A l’automne on va voir les morts, l’été on va voir la mer, l’hiver on ne va voir personne, il y a du verglas gla gla ! Mais au printemps pas d’excuse, il faut aller voir tante Suzette et tonton Marcel, faire le tour du jardin car le printemps est revenu. Mais c’est peu productif le printemps. Les tomates ne sont pas encore mûres, ni les fruits ni les bonnes petites rattes du tonton. On revient juste avec un bouquet de muguet et, avec un peu de chance, quelques roses en bouton.

Vous devez me trouver un peu ronchon. Pourtant j’ai failli partir sur un parallèle entre la préparation du printemps et celle du bal des débutants avec de jolies comparaisons : les filles en robe comme des pétales de fleur, les garçons en bouton.
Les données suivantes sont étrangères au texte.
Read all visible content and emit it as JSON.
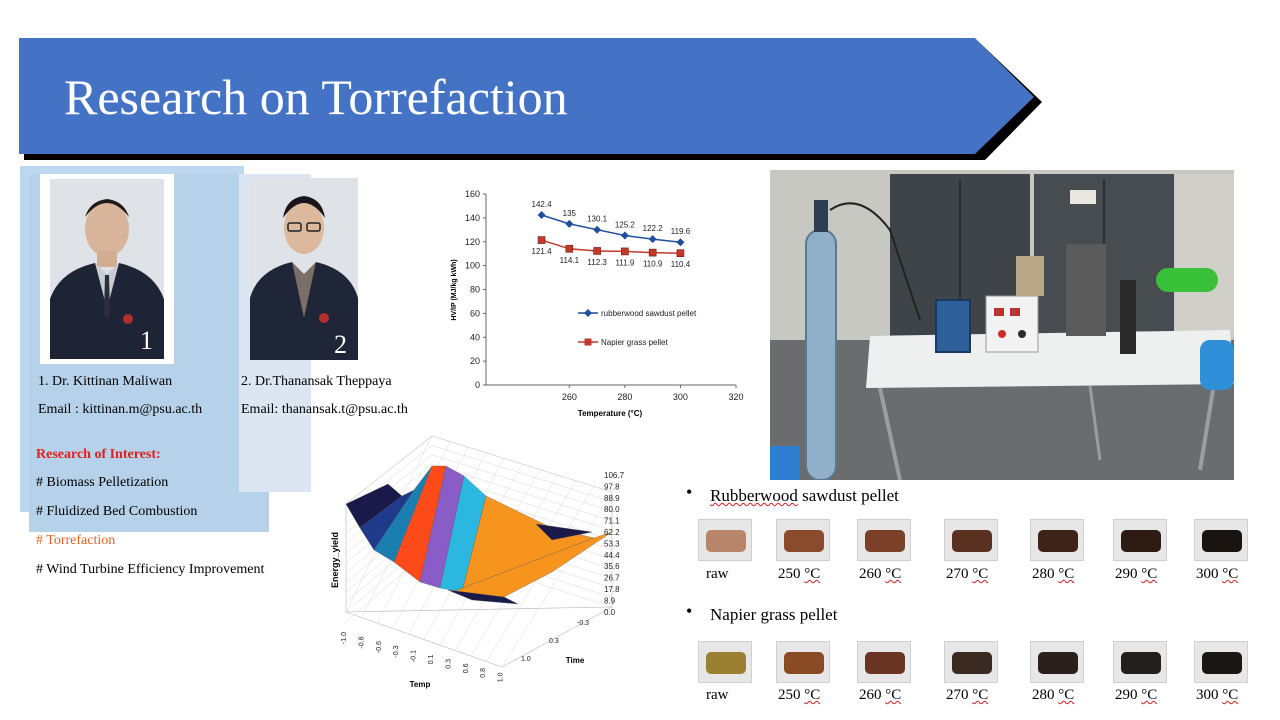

Les filles en bonbons pastel, les garçons en tiges poussées trop vite et ce beau petit monde valsant au son des chants d’oiseaux… Mais non j’ai préféré être ronchon !!! Allez parlez-moi de l’été !

16 avril 2013

Supplément gratuit / Jean-Paul

 

Observé peut-être par un vieillard impotent à sa fenêtre en haut de l’hôtel de la Noue, je me bats pour ouvrir le sachet de plastique dans lequel je mettrai quatre poires. Sous la halle Martenot j’ai acheté un filet mignon à Max qui ne quitte pas son bonnet rouge ni son air d’homme sage, débonnaire et bavard.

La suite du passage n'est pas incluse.